That may sound surprising given the one-sided nature of their bantamweight contest at UFC 264 this past Saturday, but from Moutinho’s perspective, the complexion of the bout was changing in the final round. Moutinho was the aggressor throughout the contest even though it was clear that O’Malley was dominating the fight and he pressed forward until referee Herb Dean waved off the bout with less than 30 seconds remaining and Moutinho still on his feet.
Moutinho spoke to MMA Fighting about his memorable UFC debut and the shift that he felt in the final five minutes.
“I feel like he was getting a little scared towards the end,” Moutinho said on What the Heck. “He was a little scared towards the end.

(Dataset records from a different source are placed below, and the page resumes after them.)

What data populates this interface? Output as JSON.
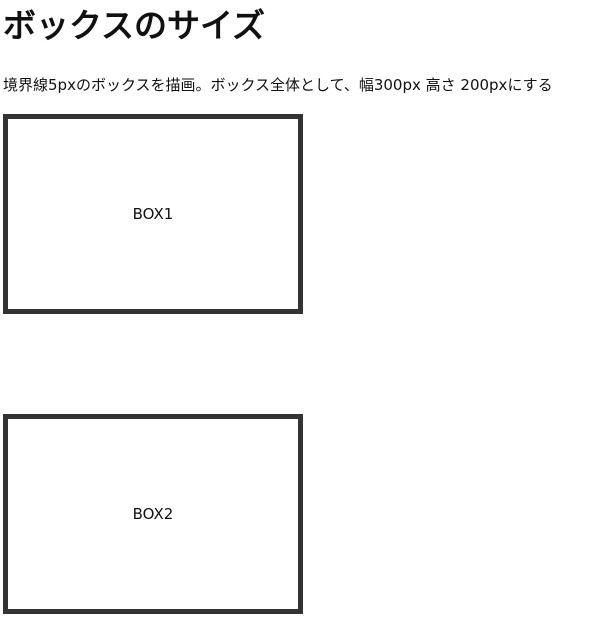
{
  "page": {
    "title": "ボックスのサイズ",
    "description": "境界線5pxのボックスを描画。ボックス全体として、幅300px 高さ 200pxにする"
  },
  "boxes": [
    {
      "label": "BOX1"
    },
    {
      "label": "BOX2"
    }
  ],
  "colors": {
    "border": "#333333",
    "text": "#111111",
    "background": "#ffffff"
  }
}
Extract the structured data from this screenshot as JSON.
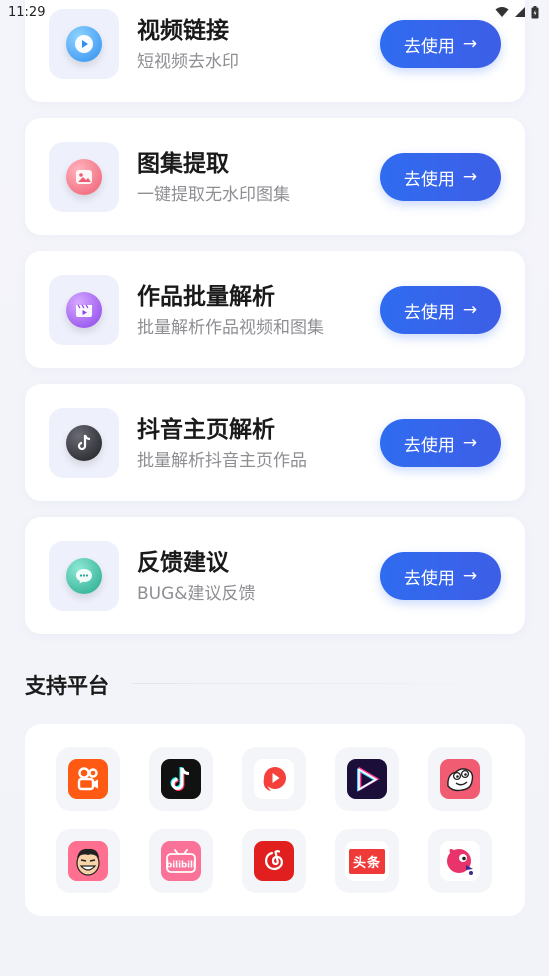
{
  "status_bar": {
    "time": "11:29"
  },
  "cards": [
    {
      "title": "视频链接",
      "subtitle": "短视频去水印",
      "button": "去使用",
      "arrow": "→",
      "icon": "video-play-icon",
      "color": "#3aa0f0"
    },
    {
      "title": "图集提取",
      "subtitle": "一键提取无水印图集",
      "button": "去使用",
      "arrow": "→",
      "icon": "image-icon",
      "color": "#f36b7f"
    },
    {
      "title": "作品批量解析",
      "subtitle": "批量解析作品视频和图集",
      "button": "去使用",
      "arrow": "→",
      "icon": "clapper-icon",
      "color": "#9b5cf0"
    },
    {
      "title": "抖音主页解析",
      "subtitle": "批量解析抖音主页作品",
      "button": "去使用",
      "arrow": "→",
      "icon": "douyin-icon",
      "color": "#2b2b33"
    },
    {
      "title": "反馈建议",
      "subtitle": "BUG&建议反馈",
      "button": "去使用",
      "arrow": "→",
      "icon": "chat-icon",
      "color": "#2fb39a"
    }
  ],
  "section": {
    "title": "支持平台"
  },
  "platforms": [
    {
      "name": "kuaishou-logo",
      "color": "#ff5a14"
    },
    {
      "name": "douyin-logo",
      "color": "#111111"
    },
    {
      "name": "weishi-logo",
      "color": "#ffffff"
    },
    {
      "name": "video-logo",
      "color": "#1b0f3a"
    },
    {
      "name": "pipixia-logo",
      "color": "#f25c73"
    },
    {
      "name": "zuiyou-logo",
      "color": "#ff6f8f"
    },
    {
      "name": "bilibili-logo",
      "color": "#fb7299"
    },
    {
      "name": "netease-music-logo",
      "color": "#e21f1f"
    },
    {
      "name": "toutiao-logo",
      "text": "头条",
      "color": "#f03a3a"
    },
    {
      "name": "bird-logo",
      "color": "#e8346a"
    }
  ]
}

If that was a five-round fight, he would have been a little more. I think I was pushing him, I think he was tired. I think I was going at a pace that eventually he would have worn down of.
“I think, again, it was my fault, I wasn’t adding any feints, I was standing there, I wasn’t moving my head off the center line, I was just getting punched in the face. I didn’t make it as much of a competitive fight as it could have been. I can’t go back in time, I can’t change things. I understand what happened. I understand what I have to improve on and and the next few months is going to be nothing but improvement.”
Moutinho was only on the UFC 264 card as a short-notice replacement for an injured Louis Smolka. He entered Saturday’s fight as a massive underdog and early on it looked like fans would see the fast finish that most of them were expecting.
However, Moutinho made it out of the first round and he doesn’t think that he was in any serious danger of being stopped at any point in the fight.
“It wasn’t that bad,” Moutinho said of the first-round knockdown. “It was a drop. He got me, it was flash one. He got me, but I’ve been hit a lot harder and I’ve been dropped a lot worse. He’s a very talented fighter. It was good timing, but a lot of it was my fault. I wasn’t setting up my strikes, I wasn’t feinting, I wasn’t doing anything, I was kind of just bar brawling. I turned this into a hockey fight. I was just trying to swing and it was what I felt in my head. I just wanted to go, I just wanted to hit him.
“But this is a fight. I had to set up strikes, I have to feint, I have to get into my range where I can land strikes. As the fight was going, one of us was tired, one of us wasn’t. It wasn’t the kid getting punched a lot, so you guys tell me what you thought.”
The entertaining affair won both fighters the Fight of the Night award a pair of $75,000 bonus checks. O’Malley showed off his precise striking and broke out a few exaggerated taunts, including miming dribbling a basketball between his legs, while Moutinho just laughed it off and fired back trash talk whenever O’Malley got chatty in the cage.
“It was funny, but I was right in his face talking to him right back,” Moutinho said. “He can do whatever he wants. He has a way about him that he only does that when he’s in front of a camera. I’m the same person I am in front of the camera, outside the camera, I’m the same person. A hundred percent of the time. He’s not the same person.
“When he’s not in front of the camera, he’s as nice as can be, he doesn’t say a word. When him and his corner are in front of the camera they talk all they can. So we’re just different, we look at things different. If I don’t like you, you know I don’t like you, and I bring the same energy a hundred percent of the time.”
Thanks to his spirited performance, Moutinho has seen his social media following grow exponentially since Saturday and it’s not unrealistic to say that he was one of the most talked-about fighters from the UFC 246 lineup. A day after, Moutinho shared a South Park-themed meme paying tribute to his debut, describing it as “hilarious.”
As much as he enjoyed the entire fight week experience, one thing Moutinho won’t do is gain any satisfaction from his hard-fought loss. He stops short of claiming any sort of moral victory, instead focusing on being grateful to his inner circle and focusing on his next UFC opportunity.
“Win lose or draw, I told everybody what I was gonna do and I did it,” Moutinho said. “Again, I’m always gonna be a sore loser. I never like to lose, I never like to look at it like that. I’m just happy that I got to go out there and I put a good account for myself and my team, the people that I really care about, and my small circle that got me to this point.”